On 07/11/2012 03:43 AM, Andrei Alexandrescu wrote:
On 7/10/12 6:39 PM, Walter Bright wrote:
On 7/10/2012 3:13 PM, H. S. Teoh wrote:
I don't think they were rushed. There's been a push for making druntime
and Phobos const-correct for a while now. I don't think this change is a
_mistake_ per se, but it does expose a flaw in the language: const is
too limited in scope, and we need something else to fill in for use
cases where const isn't good enough.


There's a gigantic problem with logical const. It is completely
unenforceable - it is documentation only. All the reasoning and
mechanical guarantees that come with const, immutable, and purity fall
apart.

I think we need to unlock that mindset lest we risk short-circuiting all
reason by always (constantly, heh) falling back on dogma a la "logical
const is unenforceable". This is a very damaging pattern.

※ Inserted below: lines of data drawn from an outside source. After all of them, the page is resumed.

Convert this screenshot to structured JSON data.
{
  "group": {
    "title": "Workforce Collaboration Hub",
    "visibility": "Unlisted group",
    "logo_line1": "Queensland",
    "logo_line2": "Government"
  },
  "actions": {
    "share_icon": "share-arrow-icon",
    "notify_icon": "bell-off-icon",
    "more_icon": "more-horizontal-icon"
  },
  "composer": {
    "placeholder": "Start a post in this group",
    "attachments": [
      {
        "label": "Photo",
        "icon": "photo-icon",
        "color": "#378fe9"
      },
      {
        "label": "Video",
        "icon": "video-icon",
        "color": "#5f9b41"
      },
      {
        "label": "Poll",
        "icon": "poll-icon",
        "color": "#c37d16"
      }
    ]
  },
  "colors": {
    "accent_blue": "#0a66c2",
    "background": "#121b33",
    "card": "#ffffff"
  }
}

We can devise a number of solutions in which there's lazy computation
inside const methods, while still preserving the current guarantees. The
only issue with those is they complicate the definition and
implementation of D.

So the question remains whether the complication is worth it. I
personally am not convinced. Sure, examples can be found if one looks
real hard, but I think their importance is overstated when the community
gets in the mood of proving their need. Fact is, the use of "mutable" in
C++ is very scant even in codebases that use const religiously (like
ours). A cursory search yielded 0.01% as many uses of "mutable" as
"const" in our very large codebase.


Andrei

This is unfortunately easily explained using the fact that const is not transitive in C++.